Recently, the intraoperative use of tumor-targeted fluorescent imaging yielded a high tumor identification rate and enabled the surgeon to detect metastases that could not be detected by visual observation [
42]. For our purpose, tumor-specific NIRF probes could be administered intravenously prior to oophorectomy, after which the removed ovary is dissected into cortical ovarian strips. Detailed fluorescent images could then be obtained using multiphoton microscopy, which provides an inherent submicron spatial resolution that allows revelation of subcellular details with reduced phototoxicity and photobleaching [
43,
44]. Because the NIRF signal lies beyond the red end of the visible spectrum, the signal has enhanced tissue penetration, enabling the identification of fluorescently labeled tumor cells that are located deep within the tissue. Moreover, the low autofluorescence of the tissue at the emission wavelength of the probe provides a high tumor-to-background ratio [
45]. Because of these features and the fact that cortical ovarian fragments can be imaged from both the upper and lower side, thereby increasing the imaging depth even further, NIRF imaging is a promising technique for detecting tumor cells in cortical ovarian strips up to 2 mm in thickness.
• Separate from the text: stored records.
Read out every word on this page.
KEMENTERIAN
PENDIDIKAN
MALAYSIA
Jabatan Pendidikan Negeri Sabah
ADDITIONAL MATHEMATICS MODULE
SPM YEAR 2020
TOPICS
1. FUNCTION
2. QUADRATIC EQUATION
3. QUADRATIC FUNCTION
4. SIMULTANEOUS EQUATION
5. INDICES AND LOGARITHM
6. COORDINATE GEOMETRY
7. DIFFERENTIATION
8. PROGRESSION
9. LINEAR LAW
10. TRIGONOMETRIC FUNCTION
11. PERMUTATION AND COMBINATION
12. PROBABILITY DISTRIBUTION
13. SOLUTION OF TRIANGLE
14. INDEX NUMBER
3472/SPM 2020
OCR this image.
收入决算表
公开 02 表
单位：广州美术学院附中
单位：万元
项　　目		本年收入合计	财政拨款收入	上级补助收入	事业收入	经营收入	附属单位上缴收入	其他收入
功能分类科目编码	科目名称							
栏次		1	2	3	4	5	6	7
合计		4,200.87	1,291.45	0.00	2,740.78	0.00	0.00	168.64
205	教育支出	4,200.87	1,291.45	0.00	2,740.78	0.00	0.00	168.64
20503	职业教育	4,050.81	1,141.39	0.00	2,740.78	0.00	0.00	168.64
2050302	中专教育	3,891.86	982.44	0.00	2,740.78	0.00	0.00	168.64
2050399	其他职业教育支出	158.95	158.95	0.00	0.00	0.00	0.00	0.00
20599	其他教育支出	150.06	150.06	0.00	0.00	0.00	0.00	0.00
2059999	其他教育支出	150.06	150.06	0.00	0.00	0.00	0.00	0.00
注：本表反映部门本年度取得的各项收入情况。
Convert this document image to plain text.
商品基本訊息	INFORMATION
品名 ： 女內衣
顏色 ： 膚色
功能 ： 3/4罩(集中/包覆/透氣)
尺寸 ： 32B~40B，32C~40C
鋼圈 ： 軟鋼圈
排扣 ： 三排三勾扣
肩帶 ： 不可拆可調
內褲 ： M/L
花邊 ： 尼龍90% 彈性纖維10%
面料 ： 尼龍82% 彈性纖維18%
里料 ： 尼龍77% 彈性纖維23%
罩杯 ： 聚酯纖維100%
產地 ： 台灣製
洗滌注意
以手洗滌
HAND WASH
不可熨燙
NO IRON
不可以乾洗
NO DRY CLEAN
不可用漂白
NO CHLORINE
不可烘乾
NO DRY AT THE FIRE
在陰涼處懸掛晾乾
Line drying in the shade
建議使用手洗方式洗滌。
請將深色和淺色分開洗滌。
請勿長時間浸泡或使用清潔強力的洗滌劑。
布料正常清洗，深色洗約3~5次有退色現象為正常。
In conclusion, we report the identification of tumor markers that may serve as a target for detecting breast cancer cells in ovarian tissue using robust imaging techniques such as NIRF imaging. Based on our analysis, E-cadherin is likely the most suitable target for designing a tumor-specific probe. Further research will focus on examining the expression of these markers on breast cancer metastases in ovaries, refining methods to distinguish breast cancer cells from ovarian inclusion cysts, and examining the clinical feasibility of applying NIRF imaging to the field of fertility preservation.